Why leaving the read pointer unchanged is important when no packet could be identified? Since as further bytes trickle in, a larger packet might complete later.

When the buffer is full with junk, thus the interrupt is pushing forth the read pointer, you might experience hazards depending on how cautiously you designed the interaction between the IT and the main thread. Usually with any reasonably sane implementation, there shouldn't be too many problems here. The push forth behavior in the IT is more consistent than simply passing the read pointer by the write pointer (thus indirectly discarding the entire buffer).

Usually this approach works fine for just about anything. Once I had a situation where I had packet types which contained a smaller otherwise correct packet for the protocol. Now that was nasty to fix, to get the outer packet these cases! (The above algorithm will fetch the inner packet since it likely arrives sooner)

So what about identification?

  • If you have any identifiable header, a synchronization byte or whatever, it is easier to get the beginning (you can bail off fast if from the given start offset in the buffer it doesn't look like a proper header).

  • You may need to do a partial processing in the identification (in the main program of course) to figure out the length of the packet. The simplest if there is any direct length indication, but without it, if there is a packet type identification (which implies a length, this seems to be your case) it is nothing much harder.

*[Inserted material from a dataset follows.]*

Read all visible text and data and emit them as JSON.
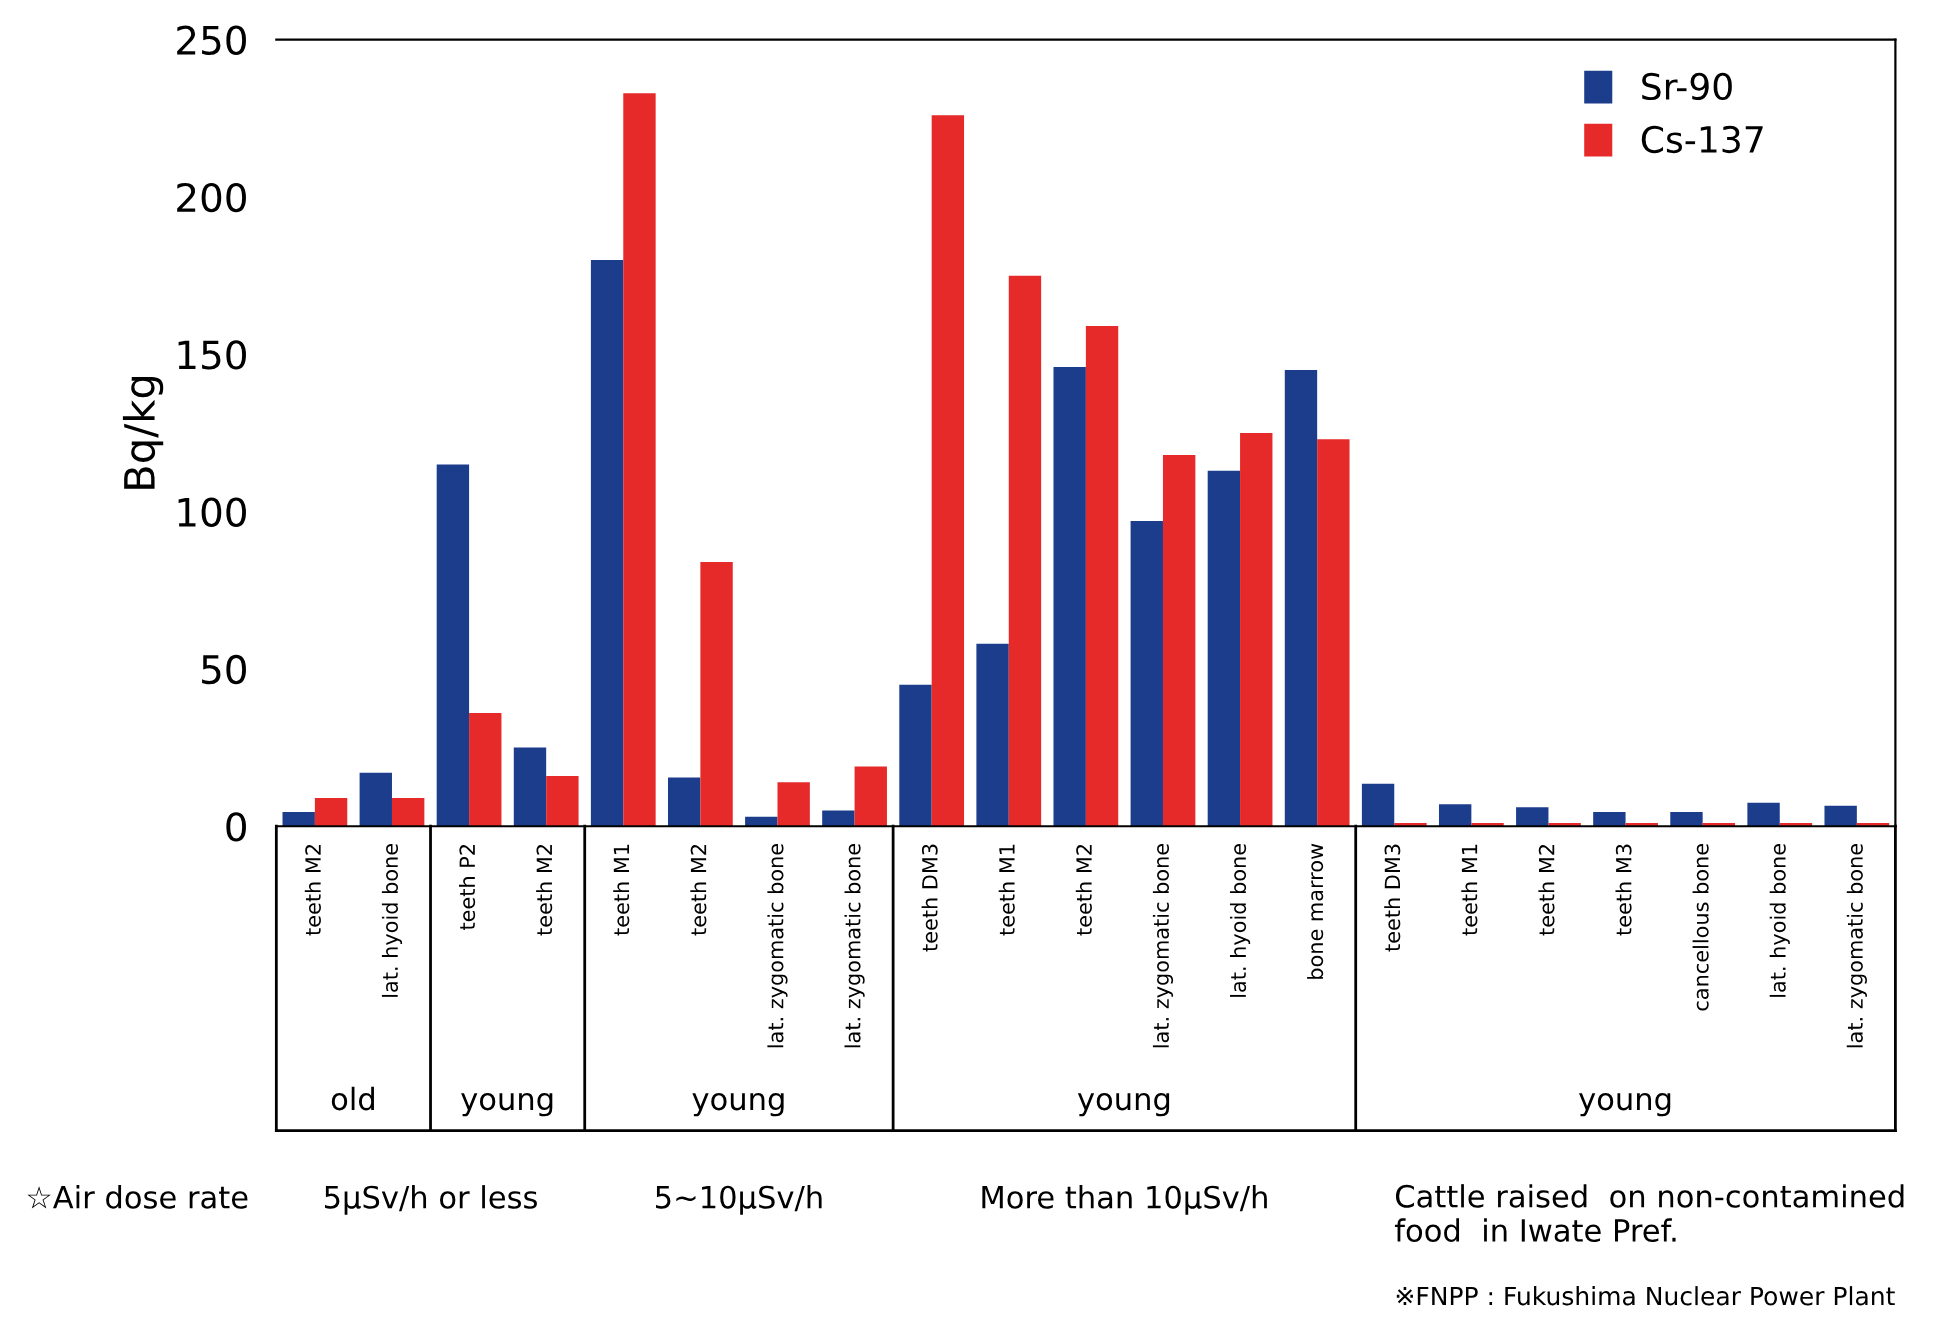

  • If there is any checksum or CRC, it is also a good thing to detect the packet. Use it as part of the identification even if a complex header seems to be right: if it's there correct, then you definitely have a valid packet.

  • If there is no checksum or CRC at all, use whatever fixed bits the packet has, or whatever fixed ranges the protocol imposes on certain values within the packet to see whether they match a valid packet.

Using these principles I was able to get around quite wrecked protocols proper, I mean things like which assumed delays between packets with hardly any framing, the delays acting as separators, which ceased to exist after the data travelled through the Internet and / or was fetched by a PC running an operating system (in an operating system environment the interrupt and circular buffer is replaced by the OS' own buffering mechanisms, the principles to detect the packets are the same).